Un penchant, assurément ! L’abstraction est une dimension très riche, qui permet une exploration large et probablement formatrice pour le monde figuratif. Le choix de mes enregistrements et ma relation au disque sont un peu particuliers. Ce n’est pas une activité que j’aime mener en continu. Les Études de Debussy sont relativement peu jouées. Elles sont beaucoup moins accessibles que les Préludes et suscitent encore aujourd’hui un questionnement ; chacune d’elles mériterait qu’on en parle dans le détail ; pour exemple, l’Étude n°11 du Premier Livre, Pour les arpèges composés, est un tour de force dans le domaine compositionnel, sans pourtant revendiquer une rupture. Ce sont ces questionnements qui m’ont poussé à les enregistrer. En les associant à celles de Bartók, je voulais mettre en valeur l’esprit aventurier de ces deux compositeurs. J’ai tenu également à enregistrer la suite En plein air et les Bagatelles du même Bartók pour qui j’ai un attachement singulier, renforcé par mes contacts avec Kurtág.

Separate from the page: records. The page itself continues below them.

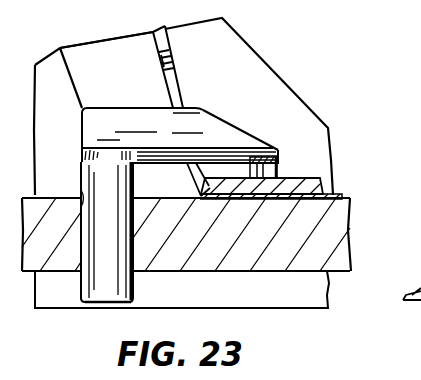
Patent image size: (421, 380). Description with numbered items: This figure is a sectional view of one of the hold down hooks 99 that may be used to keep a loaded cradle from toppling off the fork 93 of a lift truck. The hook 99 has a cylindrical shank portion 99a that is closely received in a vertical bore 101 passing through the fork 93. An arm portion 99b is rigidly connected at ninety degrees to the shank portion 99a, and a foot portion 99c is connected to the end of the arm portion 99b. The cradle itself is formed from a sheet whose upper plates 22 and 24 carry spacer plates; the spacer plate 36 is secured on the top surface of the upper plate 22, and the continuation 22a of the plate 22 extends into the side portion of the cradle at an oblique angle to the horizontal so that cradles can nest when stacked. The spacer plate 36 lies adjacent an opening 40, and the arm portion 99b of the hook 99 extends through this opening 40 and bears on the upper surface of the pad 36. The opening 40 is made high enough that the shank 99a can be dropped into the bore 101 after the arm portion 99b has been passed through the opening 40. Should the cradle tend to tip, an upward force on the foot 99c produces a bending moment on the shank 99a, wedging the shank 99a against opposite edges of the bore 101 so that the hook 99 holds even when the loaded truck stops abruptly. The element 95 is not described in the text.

The upper plate 22 is at (333, 193).
The continuation of upper plate 22a is at (106, 24).
The upper plate 24 is at (290, 30).
The spacer plate 36 is at (291, 183).
The opening 40 is at (177, 78).
The fork 93 is at (328, 222).
The housing 95 is at (193, 97).
The hold down hook 99 is at (99, 129).
The cylindrical shank portion 99a is at (93, 283).
The arm portion 99b is at (227, 121).
The foot portion 99c is at (263, 168).
The vertical bore 101 is at (83, 193).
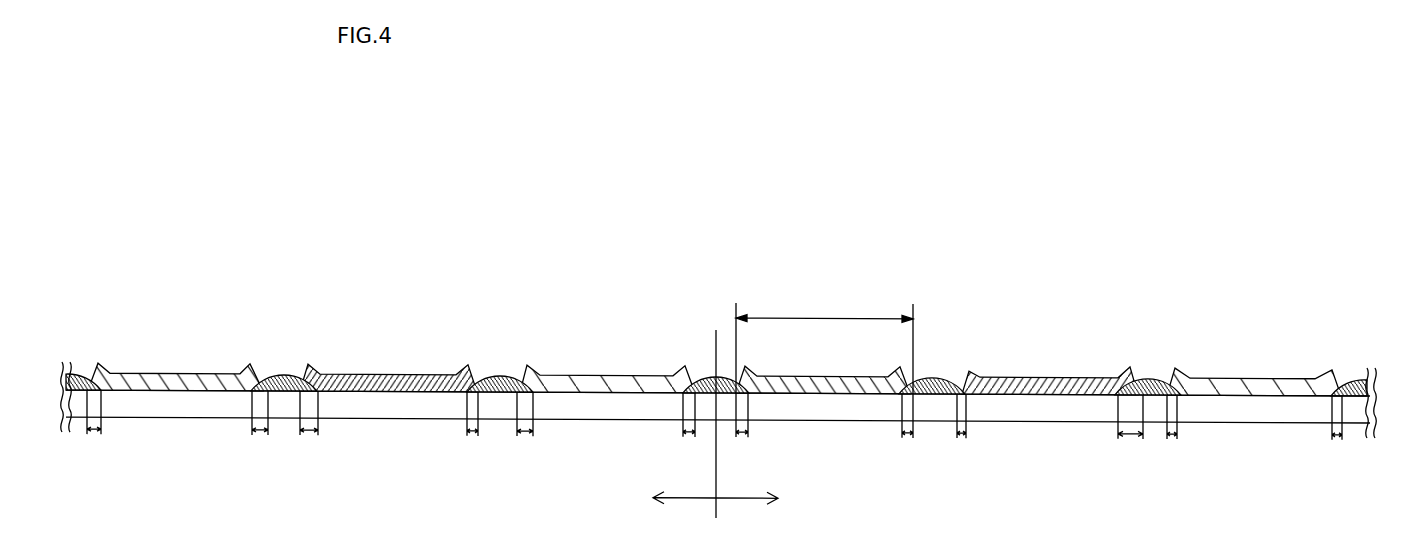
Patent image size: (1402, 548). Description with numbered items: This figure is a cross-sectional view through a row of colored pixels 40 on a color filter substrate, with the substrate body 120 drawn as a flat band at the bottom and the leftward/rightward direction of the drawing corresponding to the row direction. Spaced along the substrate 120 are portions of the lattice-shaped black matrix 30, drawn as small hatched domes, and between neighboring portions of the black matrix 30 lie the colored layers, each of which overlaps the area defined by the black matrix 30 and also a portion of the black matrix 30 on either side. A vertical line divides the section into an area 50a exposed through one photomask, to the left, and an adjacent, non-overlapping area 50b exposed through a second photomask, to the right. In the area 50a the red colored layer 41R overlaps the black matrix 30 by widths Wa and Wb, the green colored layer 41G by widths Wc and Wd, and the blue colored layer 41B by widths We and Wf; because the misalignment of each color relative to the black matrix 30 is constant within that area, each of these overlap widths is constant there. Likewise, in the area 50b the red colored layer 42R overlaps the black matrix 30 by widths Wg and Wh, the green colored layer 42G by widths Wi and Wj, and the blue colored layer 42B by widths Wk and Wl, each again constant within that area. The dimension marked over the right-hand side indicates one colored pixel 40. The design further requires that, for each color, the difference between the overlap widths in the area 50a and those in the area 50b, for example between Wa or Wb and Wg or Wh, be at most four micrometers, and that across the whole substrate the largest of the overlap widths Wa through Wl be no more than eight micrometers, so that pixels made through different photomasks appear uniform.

The colored layer of red 41R is at (150, 373).
The green colored layer 41G is at (387, 373).
The blue colored layer 41B is at (599, 381).
The colored layer of red 42R is at (805, 383).
The green colored layer 42G is at (1045, 383).
The blue colored layer 42B is at (1255, 383).
The black matrix 30 is at (933, 374).
The colored pixel 40 is at (825, 315).
The substrate 120 is at (1039, 406).
The area exposed through the photomask 50a is at (665, 500).
The area exposed through the photomask 50b is at (768, 500).
The overlap width Wa is at (94, 433).
The overlap width Wb is at (260, 433).
The overlap width Wc is at (309, 433).
The overlap width Wd is at (473, 433).
The overlap width We is at (525, 433).
The overlap width Wf is at (689, 433).
The overlap width Wg is at (742, 433).
The overlap width Wh is at (907, 433).
The overlap width Wi is at (962, 433).
The overlap width Wj is at (1130, 433).
The overlap width Wk is at (1172, 433).
The overlap width Wl is at (1337, 433).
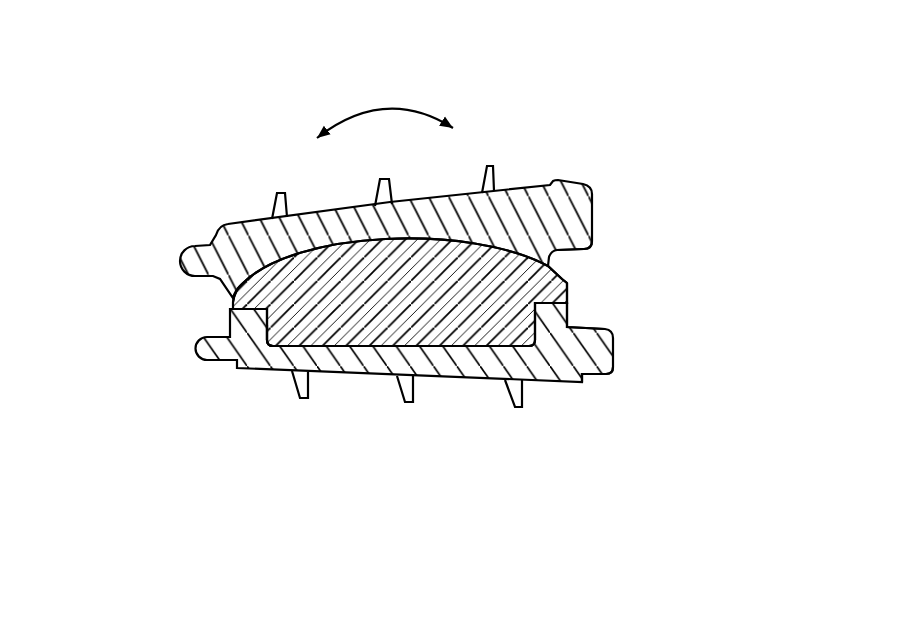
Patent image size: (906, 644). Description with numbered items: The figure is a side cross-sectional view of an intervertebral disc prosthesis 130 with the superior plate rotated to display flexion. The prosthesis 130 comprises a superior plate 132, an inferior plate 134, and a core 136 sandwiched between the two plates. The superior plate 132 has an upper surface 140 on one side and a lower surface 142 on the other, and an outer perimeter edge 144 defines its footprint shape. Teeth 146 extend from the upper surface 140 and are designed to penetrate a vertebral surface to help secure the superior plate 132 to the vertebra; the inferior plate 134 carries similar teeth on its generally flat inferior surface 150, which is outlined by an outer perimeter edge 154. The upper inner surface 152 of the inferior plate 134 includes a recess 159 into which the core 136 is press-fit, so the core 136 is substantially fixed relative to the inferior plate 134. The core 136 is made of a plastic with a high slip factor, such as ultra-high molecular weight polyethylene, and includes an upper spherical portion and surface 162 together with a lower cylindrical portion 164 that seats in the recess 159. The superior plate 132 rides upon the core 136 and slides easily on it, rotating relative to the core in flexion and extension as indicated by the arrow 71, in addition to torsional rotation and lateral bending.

The arrow 71 is at (382, 112).
The intervertebral disc prosthesis 130 is at (599, 132).
The superior plate 132 is at (572, 212).
The inferior plate 134 is at (593, 349).
The core 136 is at (546, 275).
The upper surface 140 is at (246, 221).
The lower surface 142 is at (273, 270).
The outer perimeter edge 144 is at (593, 243).
The teeth 146 is at (503, 177).
The inferior surface 150 is at (481, 389).
The upper inner surface 152 is at (548, 298).
The outer perimeter edge 154 is at (617, 375).
The recess 159 is at (298, 338).
The upper spherical portion and surface 162 is at (472, 240).
The lower cylindrical portion 164 is at (433, 330).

C’est avec lui que j’ai travaillé la Sonate pour deux pianos et percussions.

Avez-vous d’autres projets ou d’autres désirs de cet ordre ? Peut-être une intégrale Boulez par exemple, que l’on ne joue pas si souvent.

Il est encore trop tôt pour le révéler mais j’ai en effet un projet qui pourrait bien aller dans ce sens… Il me faut toujours une bonne raison pour graver un disque : explorer des territoires vierges ou susciter des rapprochements entre les époques et mettre les œuvres en miroir ; c’est souvent très éclairant. Mais je n’ai pas un amour fou pour le studio d’enregistrement. Je préfère le risque du moment présent, celui du concert.

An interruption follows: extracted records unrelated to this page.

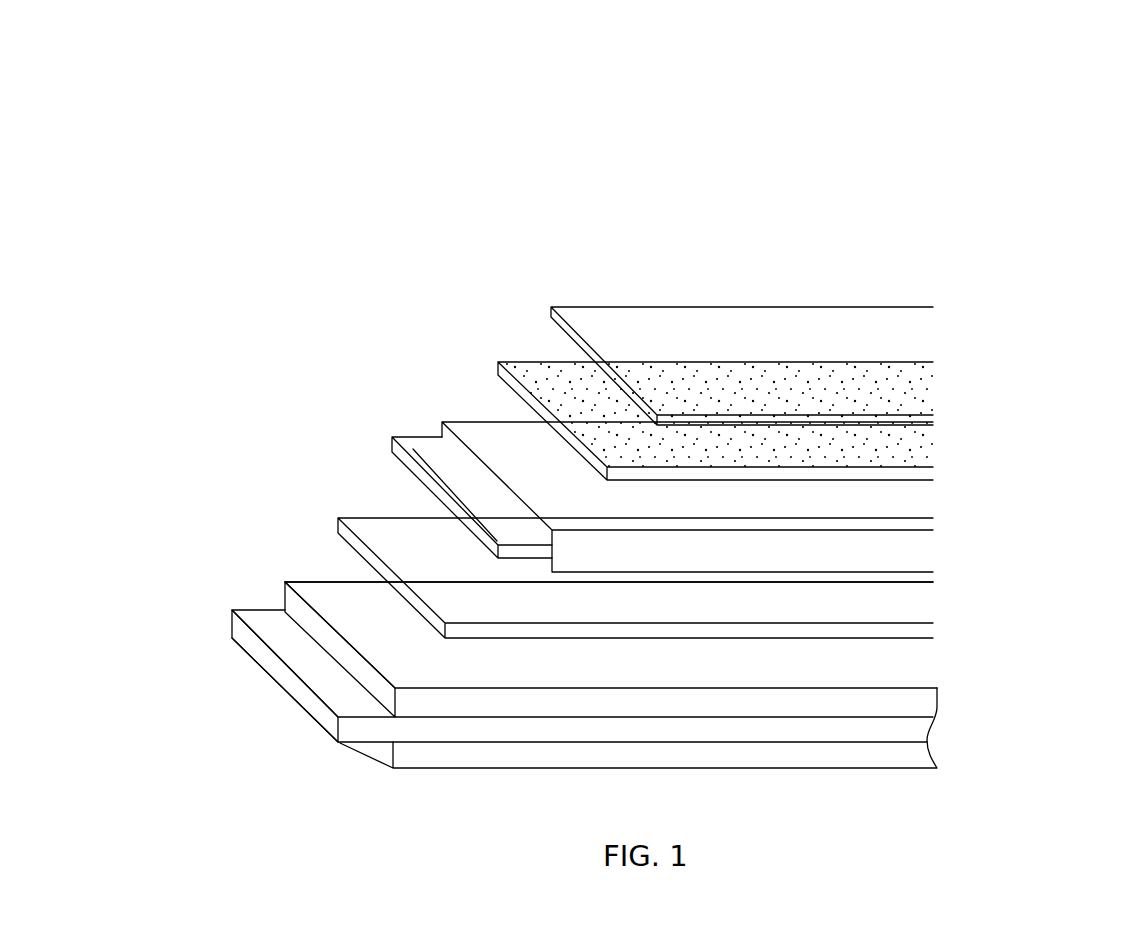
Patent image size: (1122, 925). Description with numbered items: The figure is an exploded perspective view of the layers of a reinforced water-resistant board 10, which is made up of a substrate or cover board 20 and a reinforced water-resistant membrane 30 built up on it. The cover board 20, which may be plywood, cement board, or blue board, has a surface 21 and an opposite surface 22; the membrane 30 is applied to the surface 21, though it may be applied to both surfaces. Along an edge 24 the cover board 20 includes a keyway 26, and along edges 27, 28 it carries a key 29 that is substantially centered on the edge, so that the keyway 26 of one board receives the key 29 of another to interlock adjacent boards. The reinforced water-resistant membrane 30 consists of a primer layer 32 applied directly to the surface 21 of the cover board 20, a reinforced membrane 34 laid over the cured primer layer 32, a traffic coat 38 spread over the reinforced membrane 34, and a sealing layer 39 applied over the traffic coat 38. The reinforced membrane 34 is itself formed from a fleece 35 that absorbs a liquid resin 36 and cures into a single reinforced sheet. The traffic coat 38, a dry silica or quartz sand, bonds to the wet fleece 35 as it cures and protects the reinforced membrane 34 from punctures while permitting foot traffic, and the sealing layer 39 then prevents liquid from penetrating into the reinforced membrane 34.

The reinforced water-resistant board 10 is at (928, 100).
The cover board 20 is at (581, 655).
The surface 21 is at (375, 627).
The surface 22 is at (395, 768).
The edge 24 is at (905, 703).
The keyway 26 is at (903, 728).
The edge 27 is at (300, 679).
The edge 28 is at (318, 582).
The key 29 is at (300, 693).
The reinforced water-resistant membrane 30 is at (574, 341).
The primer layer 32 is at (415, 563).
The reinforced membrane 34 is at (562, 386).
The fleece 35 is at (457, 472).
The liquid resin 36 is at (537, 477).
The traffic coat 38 is at (575, 397).
The sealing layer 39 is at (642, 353).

Enseigner le piano est désormais une activité qui vous tient à cœur, au CNSM de Lyon d’abord, de 2009 à 2016, puis au Conservatoire de Paris depuis 2016. De quelle manière et à travers quelles œuvres amenez-vous vos étudiants à se familiariser et à aimer jouer la musique d’aujourd’hui ?

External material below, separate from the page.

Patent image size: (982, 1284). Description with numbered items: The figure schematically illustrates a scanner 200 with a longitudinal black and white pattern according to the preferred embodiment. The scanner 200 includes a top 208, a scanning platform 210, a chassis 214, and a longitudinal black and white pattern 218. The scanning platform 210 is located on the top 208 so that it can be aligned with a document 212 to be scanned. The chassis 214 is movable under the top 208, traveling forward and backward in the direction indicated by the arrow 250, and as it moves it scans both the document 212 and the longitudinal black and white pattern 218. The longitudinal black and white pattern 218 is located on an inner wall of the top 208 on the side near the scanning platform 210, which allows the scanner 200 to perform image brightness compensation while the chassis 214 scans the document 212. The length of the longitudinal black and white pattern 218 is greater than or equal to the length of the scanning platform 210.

J’essaie d’intégrer les pièces récentes au même titre que celles du grand répertoire ; mon souhait est de rendre les étudiants autonomes face aux partitions d’aujourd’hui qu’ils auront à travailler au sortir de leurs études. Cela sous-entend d’aborder une variété aussi grande que possible de compositeurs. Mais le temps est compté et les parcours ne sont pas identiques. Je m’efforce aussi de modérer mes élans, sachant mon attachement indéfectible à la musique d’aujourd’hui. L’important est de trouver un équilibre entre la découverte et la chose connue. Déchiffrer une partition d’aujourd’hui demande un effort, j’en suis bien conscient. Il m’incombe de créer le désir et la curiosité chez l’étudiant parfois frileux. L’enseignement du déchiffrage m’a aidé à développer des outils pour contourner sa réticence et solliciter son intérêt.
Les partitions les plus travaillées sont les études de Ligeti, qui sont les plus appréciées, pour le plaisir de la polyrythmie et l’aspect fascinant de l’invention. L’approche de Stockhausen est déjà plus compliquée, mais le plaisir sonore une fois éveillé, le travail peut s’engager. Chez Boulez, le geste musical, le rapport à l’instrument sont très forts mais il faut passer par un temps d’assimilation qui peut être long. Quand l’intérêt a été suscité chez l’étudiant, la tâche du pédagogue est pratiquement accomplie.

Quelle musique vous vient sous les doigts en cette période difficile de confinement général ?

Aucune pour l’instant, le piano n’a pas encore pris le dessus. Mais je sais qu’il y aura sur le pupitre la Troisième sonate de Boulez et d’autres musiques tous azimuts : Bach, Beethoven et sans doute quelques pièces nouvelles à déchiffrer. Le répertoire du pianiste est tellement vaste que je le comparerais, pour rester dans le contexte qui nous occupe, à une pharmacie avec tous les médicaments possibles pour affronter n’importe quelle situation.